Telle est notre seule et unique attente que nous avons de vous aujourd’hui et nous espérons que vous allez la satisfaire de la plus belle manière.

Enfin, pour ne pas éluder l’actualité urgente de la crise sécuritaire qui couve dans la sous-région, nous vous appelons à plus de retenue et de sagesse dans la gestion de la situation au Niger. Nous vous invitons à faire bon usage de votre leadership au sein de la CEDEAO et de l’Union Africaine pour orienter l’intervention de vos pairs vers une voie pacifique de retour à la légalité constitutionnelle car les peuples de l’Afrique de l’ouest ne peuvent pas supporter une guerre et des sanctions économiques, en plus de la guerre asymétrique du terrorisme qui a déjà privé à des millions d’africains des services régaliens de l’action publique.

Surtout que dans le vent de « dé-néocolonialité » et de la quête ultime de souveraineté, les chefs d’Etats représentants des peuples d’Afrique doivent éviter de suivre le jeu des intérêts des pays étrangers, particulièrement la France devenue impopulaire dans la perception de la jeunesse africaine.

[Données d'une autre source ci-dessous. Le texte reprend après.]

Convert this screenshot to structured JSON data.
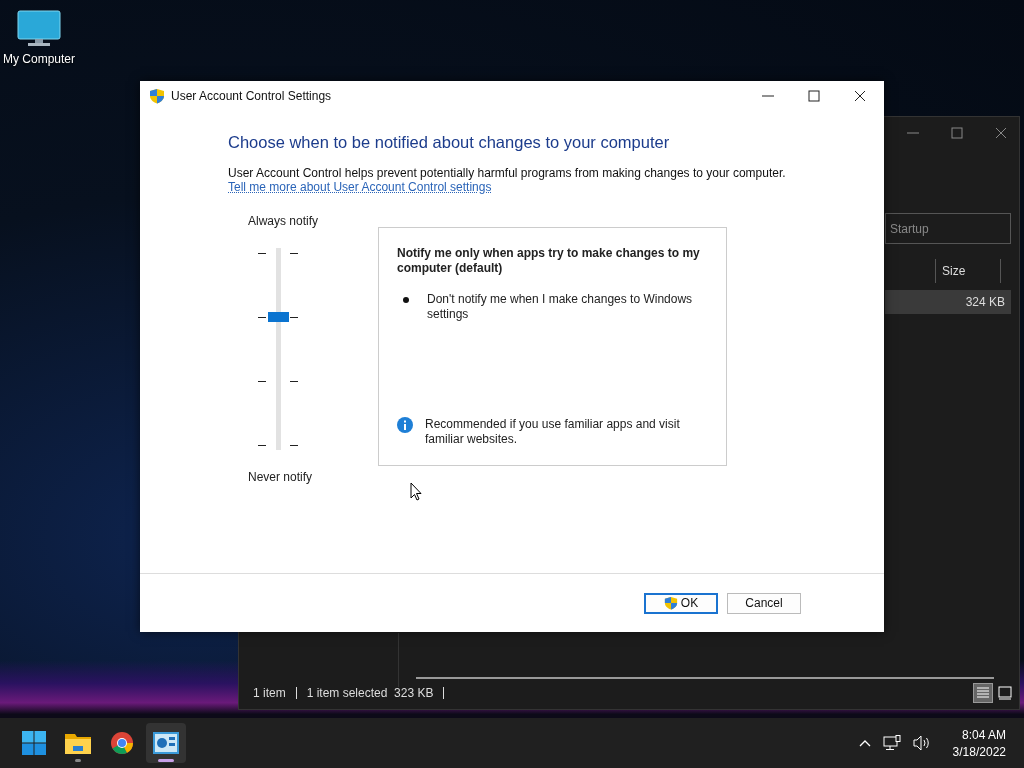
{
  "desktop": {
    "icons": [
      {
        "label": "My Computer"
      }
    ]
  },
  "explorer": {
    "search": {
      "placeholder": "Startup"
    },
    "columns": [
      "Size"
    ],
    "rows": [
      {
        "size": "324 KB",
        "selected": true
      }
    ],
    "status_bar": {
      "items": "1 item",
      "selection": "1 item selected  323 KB"
    },
    "views": [
      {
        "kind": "details",
        "selected": true
      },
      {
        "kind": "tiles",
        "selected": false
      }
    ]
  },
  "dialog": {
    "title": "User Account Control Settings",
    "heading": "Choose when to be notified about changes to your computer",
    "description": "User Account Control helps prevent potentially harmful programs from making changes to your computer.",
    "link": "Tell me more about User Account Control settings",
    "slider": {
      "top_label": "Always notify",
      "bottom_label": "Never notify",
      "level": 0.667
    },
    "info": {
      "title": "Notify me only when apps try to make changes to my computer (default)",
      "bullets": [
        "Don't notify me when I make changes to Windows settings"
      ],
      "recommendation": "Recommended if you use familiar apps and visit familiar websites."
    },
    "buttons": [
      {
        "label": "OK",
        "kind": "shield",
        "default": true
      },
      {
        "label": "Cancel",
        "kind": "plain",
        "default": false
      }
    ]
  },
  "taskbar": {
    "apps": [
      {
        "kind": "start",
        "running": false,
        "active": false
      },
      {
        "kind": "folder",
        "running": true,
        "active": false
      },
      {
        "kind": "browser",
        "running": false,
        "active": false
      },
      {
        "kind": "control-panel",
        "running": true,
        "active": true
      }
    ],
    "clock": {
      "time": "8:04 AM",
      "date": "3/18/2022"
    }
  }
}
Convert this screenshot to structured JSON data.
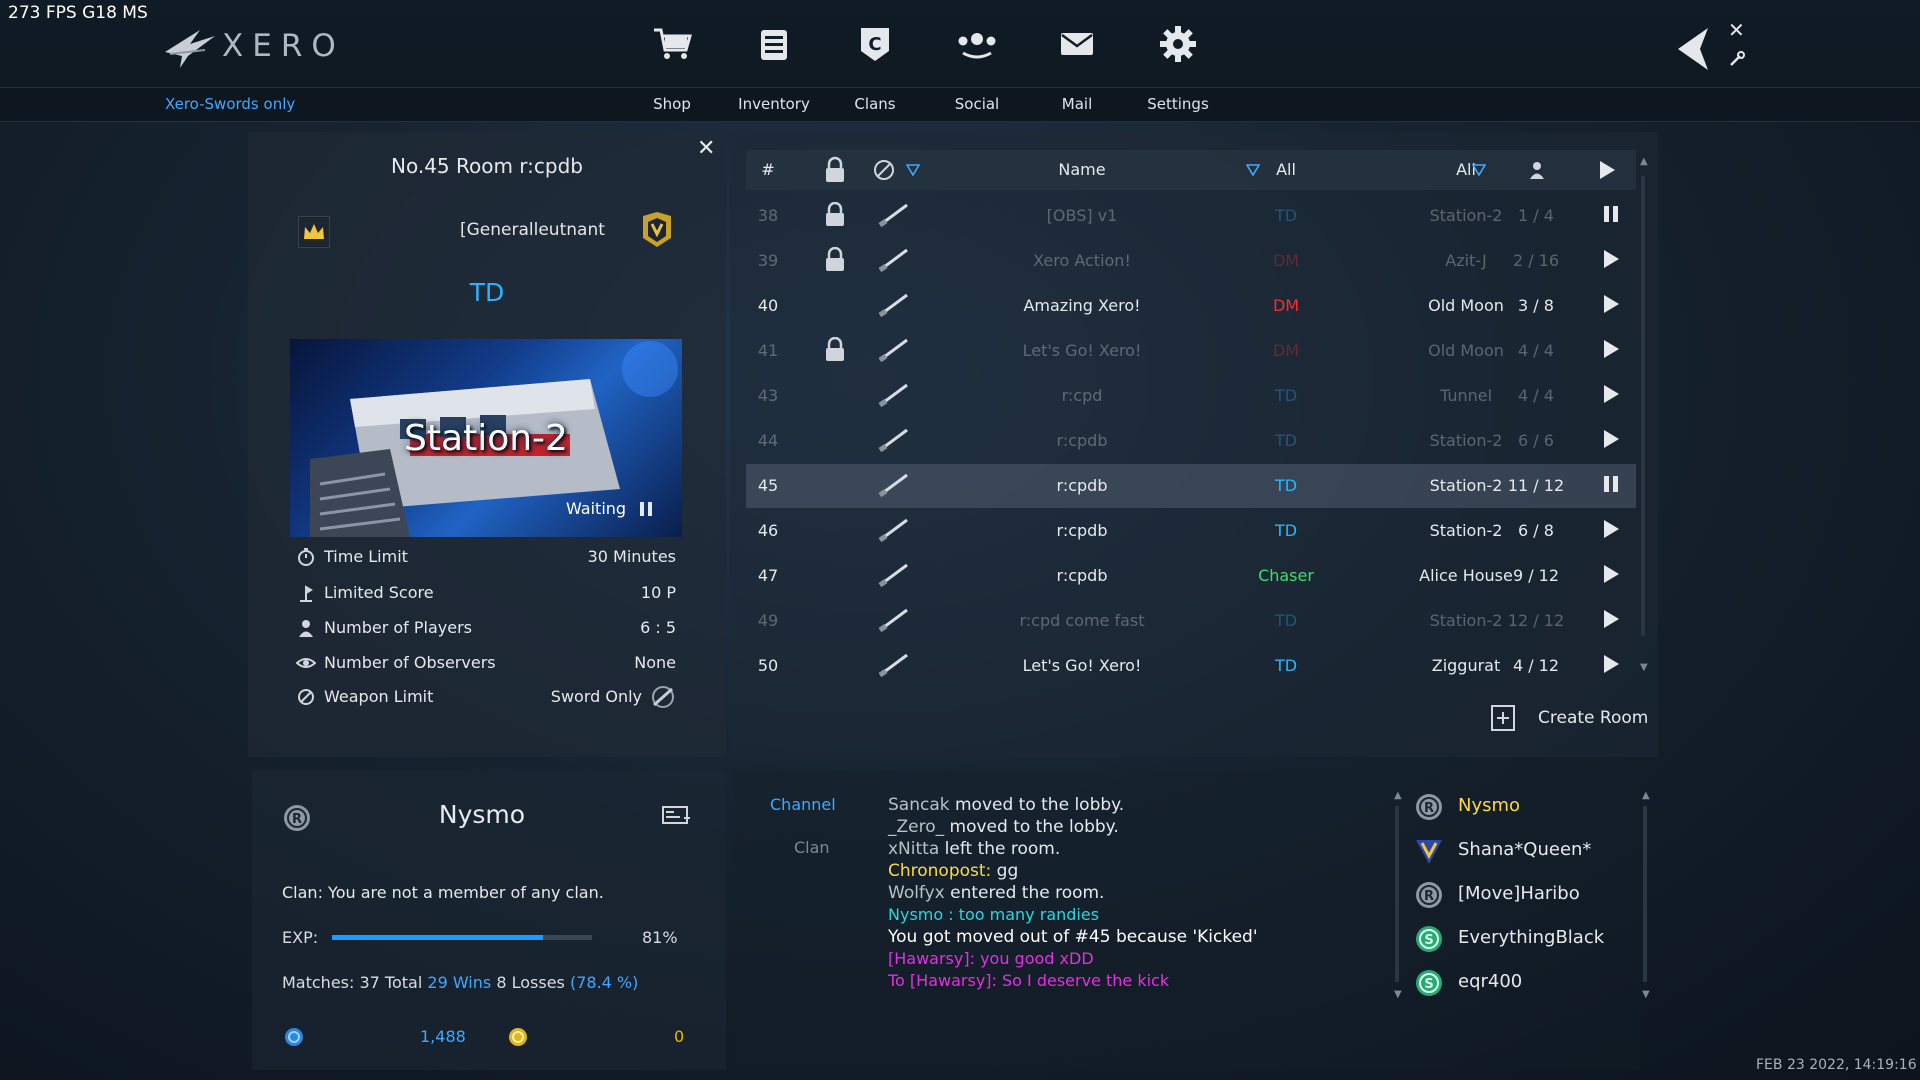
{
  "hud": {
    "fps": "273 FPS  G18 MS",
    "datetime": "FEB 23 2022, 14:19:16"
  },
  "brand": {
    "logo_text": "XERO",
    "filter_label": "Xero-Swords only"
  },
  "nav": [
    {
      "label": "Shop",
      "icon": "cart-icon"
    },
    {
      "label": "Inventory",
      "icon": "inventory-icon"
    },
    {
      "label": "Clans",
      "icon": "clan-icon"
    },
    {
      "label": "Social",
      "icon": "social-icon"
    },
    {
      "label": "Mail",
      "icon": "mail-icon"
    },
    {
      "label": "Settings",
      "icon": "gear-icon"
    }
  ],
  "room": {
    "title": "No.45 Room r:cpdb",
    "host_rank": "[Generalleutnant",
    "mode": "TD",
    "map_name": "Station-2",
    "status": "Waiting",
    "info": [
      {
        "label": "Time Limit",
        "value": "30 Minutes",
        "icon": "timer-icon"
      },
      {
        "label": "Limited Score",
        "value": "10 P",
        "icon": "score-icon"
      },
      {
        "label": "Number of Players",
        "value": "6 : 5",
        "icon": "players-icon"
      },
      {
        "label": "Number of Observers",
        "value": "None",
        "icon": "observer-icon"
      },
      {
        "label": "Weapon Limit",
        "value": "Sword Only",
        "icon": "weapon-limit-icon"
      }
    ]
  },
  "room_list": {
    "headers": {
      "num": "#",
      "name": "Name",
      "mode_filter": "All",
      "map_filter": "All"
    },
    "rows": [
      {
        "num": "38",
        "locked": true,
        "name": "[OBS] v1",
        "mode": "TD",
        "map": "Station-2",
        "players": "1 / 4",
        "action": "pause",
        "dim": true
      },
      {
        "num": "39",
        "locked": true,
        "name": "Xero Action!",
        "mode": "DM",
        "map": "Azit-J",
        "players": "2 / 16",
        "action": "play",
        "dim": true
      },
      {
        "num": "40",
        "locked": false,
        "name": "Amazing Xero!",
        "mode": "DM",
        "map": "Old Moon",
        "players": "3 / 8",
        "action": "play",
        "dim": false
      },
      {
        "num": "41",
        "locked": true,
        "name": "Let's Go! Xero!",
        "mode": "DM",
        "map": "Old Moon",
        "players": "4 / 4",
        "action": "play",
        "dim": true
      },
      {
        "num": "43",
        "locked": false,
        "name": "r:cpd",
        "mode": "TD",
        "map": "Tunnel",
        "players": "4 / 4",
        "action": "play",
        "dim": true
      },
      {
        "num": "44",
        "locked": false,
        "name": "r:cpdb",
        "mode": "TD",
        "map": "Station-2",
        "players": "6 / 6",
        "action": "play",
        "dim": true
      },
      {
        "num": "45",
        "locked": false,
        "name": "r:cpdb",
        "mode": "TD",
        "map": "Station-2",
        "players": "11 / 12",
        "action": "pause",
        "dim": false,
        "selected": true
      },
      {
        "num": "46",
        "locked": false,
        "name": "r:cpdb",
        "mode": "TD",
        "map": "Station-2",
        "players": "6 / 8",
        "action": "play",
        "dim": false
      },
      {
        "num": "47",
        "locked": false,
        "name": "r:cpdb",
        "mode": "Chaser",
        "map": "Alice House",
        "players": "9 / 12",
        "action": "play",
        "dim": false
      },
      {
        "num": "49",
        "locked": false,
        "name": "r:cpd   come fast",
        "mode": "TD",
        "map": "Station-2",
        "players": "12 / 12",
        "action": "play",
        "dim": true
      },
      {
        "num": "50",
        "locked": false,
        "name": "Let's Go! Xero!",
        "mode": "TD",
        "map": "Ziggurat",
        "players": "4 / 12",
        "action": "play",
        "dim": false
      }
    ],
    "create_label": "Create Room"
  },
  "colors": {
    "TD": "#29b6ff",
    "DM": "#ff2a2a",
    "Chaser": "#39e06a",
    "accent": "#3fa8ff",
    "gold": "#ffd84a"
  },
  "profile": {
    "name": "Nysmo",
    "clan": "Clan:   You are not a member of any clan.",
    "exp_label": "EXP:",
    "exp_pct": "81%",
    "exp_fraction": 0.81,
    "matches_prefix": "Matches: ",
    "matches_total": "37 Total",
    "wins": "29 Wins",
    "losses": "8 Losses",
    "win_pct": "(78.4 %)",
    "currency1": "1,488",
    "currency2": "0"
  },
  "chat": {
    "tabs": [
      "Channel",
      "Clan"
    ],
    "messages": [
      {
        "type": "sys",
        "who": "Sancak",
        "text": " moved to the lobby."
      },
      {
        "type": "sys",
        "who": "_Zero_",
        "text": " moved to the lobby."
      },
      {
        "type": "sys",
        "who": "xNitta",
        "text": " left the room."
      },
      {
        "type": "gold",
        "who": "Chronopost:",
        "text": " gg"
      },
      {
        "type": "sys",
        "who": "Wolfyx",
        "text": " entered the room."
      },
      {
        "type": "cyan",
        "who": "",
        "text": "Nysmo : too many randies"
      },
      {
        "type": "white",
        "who": "",
        "text": "You got moved out of #45 because 'Kicked'"
      },
      {
        "type": "mag",
        "who": "",
        "text": "[Hawarsy]: you good xDD"
      },
      {
        "type": "mag",
        "who": "",
        "text": "To [Hawarsy]: So I deserve the kick"
      }
    ]
  },
  "players": [
    {
      "name": "Nysmo",
      "icon": "rank-r-icon",
      "me": true
    },
    {
      "name": "Shana*Queen*",
      "icon": "rank-v-icon",
      "me": false
    },
    {
      "name": "[Move]Haribo",
      "icon": "rank-r-icon",
      "me": false
    },
    {
      "name": "EverythingBlack",
      "icon": "rank-s-icon",
      "me": false
    },
    {
      "name": "eqr400",
      "icon": "rank-s-icon",
      "me": false
    }
  ]
}
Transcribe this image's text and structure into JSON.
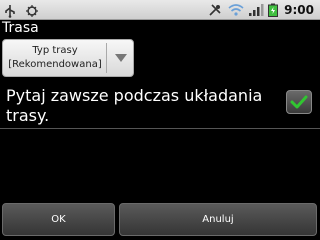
{
  "status": {
    "time": "9:00",
    "icons": [
      "usb-icon",
      "debug-icon",
      "gps-icon",
      "wifi-icon",
      "signal-icon",
      "battery-icon"
    ]
  },
  "dialog": {
    "title": "Trasa",
    "dropdown": {
      "line1": "Typ trasy",
      "line2": "[Rekomendowana]"
    },
    "option_label": "Pytaj zawsze podczas układania trasy.",
    "checkbox_checked": true,
    "ok_label": "OK",
    "cancel_label": "Anuluj"
  },
  "colors": {
    "check": "#31c531"
  }
}
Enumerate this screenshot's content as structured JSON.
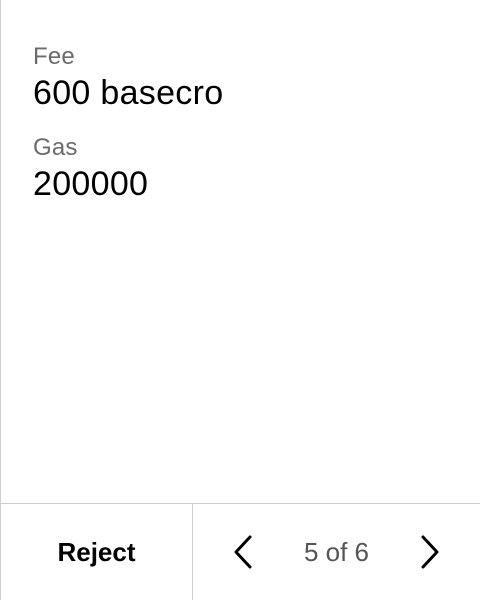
{
  "fields": [
    {
      "label": "Fee",
      "value": "600 basecro"
    },
    {
      "label": "Gas",
      "value": "200000"
    }
  ],
  "footer": {
    "reject_label": "Reject",
    "page_indicator": "5 of 6",
    "prev_icon": "chevron-left-icon",
    "next_icon": "chevron-right-icon"
  },
  "colors": {
    "label": "#6b6b6b",
    "value": "#000000",
    "border": "#cfcfcf",
    "indicator": "#555555"
  }
}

Votre attitude responsable et exemplaire dans la gestion de cette crise vers la pacification et la prise en compte des aspirations des peuples africains vous propulsera définitivement sur la scène internationale comme un militant de la paix et défenseur des intérêts de l’Afrique dans le monde. Ce qui présage de nobles missions à remplir dans un futur proche au service de l’humanité.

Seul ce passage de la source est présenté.